To become Ulster’s leading Unionist movement, the DUP had to abandon its traditional loyalist urban working class base, and move onto the middle class Protestant rural turf which was once the bastion of the election-battered Ulster Unionists.

Firstly, under Paisley senior, then under current First Minister Peter Robinson, since 2007, the DUP has been trying to demonstrate it is a worthy party of government. But who has it been trying to impress? Certainly not the grumbling loyalist working class, and definitely not Assembly partner Sinn Fein.

The emergence of several new Right-wing Unionist parties clearly emphasises the loyalist working class remain distinctly unimpressed with the DUP’s new-found ‘Fur Coat Brigade’ style of old fashioned Unionism.

The impending collapse of the Assembly over the thorny issue of welfare reform is further proof reaching out the hand of friendship to republicans via Sinn Fein is not top of the DUP agenda.

The DUP has an ace card – the party takes its Westminster seats, while Sinn Fein clings to its outdated abstentionist policy; a policy ignored by Scottish and Welsh nationalists as well as pro-Irish republican sympathisers within Labour.

The DUP is walking a very high tightrope – trying to regain its political credibility with the loyalist working class in Northern Ireland, while at the same time, firmly convincing Cameron it would make a moderate partner in a future coalition.

And speaking of coalitions, Sinn Fein is walking the same tightrope, only this time in the Irish Republic.

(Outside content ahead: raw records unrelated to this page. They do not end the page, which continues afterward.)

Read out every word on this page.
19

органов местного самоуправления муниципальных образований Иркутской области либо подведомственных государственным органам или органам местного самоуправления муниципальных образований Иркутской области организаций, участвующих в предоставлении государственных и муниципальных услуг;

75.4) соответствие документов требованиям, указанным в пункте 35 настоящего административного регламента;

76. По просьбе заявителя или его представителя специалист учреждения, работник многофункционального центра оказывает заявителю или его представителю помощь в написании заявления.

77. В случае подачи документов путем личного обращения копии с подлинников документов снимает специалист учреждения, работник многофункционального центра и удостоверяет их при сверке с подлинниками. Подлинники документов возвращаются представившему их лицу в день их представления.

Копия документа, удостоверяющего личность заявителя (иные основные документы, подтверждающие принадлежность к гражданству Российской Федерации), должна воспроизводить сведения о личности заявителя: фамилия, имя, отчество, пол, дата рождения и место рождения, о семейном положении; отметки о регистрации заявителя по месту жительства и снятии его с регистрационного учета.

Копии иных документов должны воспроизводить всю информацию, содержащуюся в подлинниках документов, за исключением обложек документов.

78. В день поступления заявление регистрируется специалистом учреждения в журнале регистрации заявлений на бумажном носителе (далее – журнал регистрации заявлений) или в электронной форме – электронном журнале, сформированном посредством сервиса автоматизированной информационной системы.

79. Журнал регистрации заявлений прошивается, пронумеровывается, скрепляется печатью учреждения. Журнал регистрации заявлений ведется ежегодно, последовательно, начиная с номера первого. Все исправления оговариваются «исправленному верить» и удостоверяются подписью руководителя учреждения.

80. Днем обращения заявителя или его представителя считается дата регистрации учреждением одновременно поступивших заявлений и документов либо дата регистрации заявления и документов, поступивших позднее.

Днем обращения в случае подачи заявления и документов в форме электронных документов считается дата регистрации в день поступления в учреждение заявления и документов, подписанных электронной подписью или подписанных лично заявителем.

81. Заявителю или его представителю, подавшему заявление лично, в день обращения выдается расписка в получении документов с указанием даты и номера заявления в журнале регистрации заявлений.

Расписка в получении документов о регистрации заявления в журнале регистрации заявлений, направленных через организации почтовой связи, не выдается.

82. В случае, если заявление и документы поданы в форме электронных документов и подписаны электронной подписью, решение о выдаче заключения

Playing the anti-austerity card won Sinn Fein a substantial increase in councillors across Ireland as well as boosting its MEP tally from one to four.

Southern premier Enda Kenny of Fine Gael faces the same dilemma as Cameron. His Dail coalition partner, Irish Labour, has crashed and burned in the polls. To remain as Taoiseach, Kenny needs a new partner. But is Sinn Fein ready for the challenge?

Memories of the bloody Irish Civil War in the 1920s in which republican butchered republican are still raw in the Southern Irish political mind set.

In spite of Sinn Fein gains under party president Gerry Adams, a significant section of Southern opinion still views the party as the IRA’s political wing as well as being an avowedly Marxist movement; a fact which does not sit easily with the Irish Catholic Church.

If Sinn Fein is to win the coveted prize of a partnership government with Fine Gael, it must conclusively prove it has totally abandoned its links to the violent past. It must rebrand itself with Southern voters as a soft socialist movement rather than a hard left revolutionary organisation.

Sinn Fein will also have to make concessions within the UK. In Northern Ireland, it must help the DUP save Stormont and attempt resolution to the various Protestant parade controversies. Sinn Fein must also stop supporting the relocation of commemorations to dead IRA terrorists in religiously mixed communities.

At Westminster, Sinn Fein will have to finally abandon abstentionism and take its Commons seats. With the party poised to snatch up to eight MPs in the General Election, Sinn Fein may hold the keys to Ed Miliband entering Downing Street as part of a nationalist/Labour coalition rather than Cameron.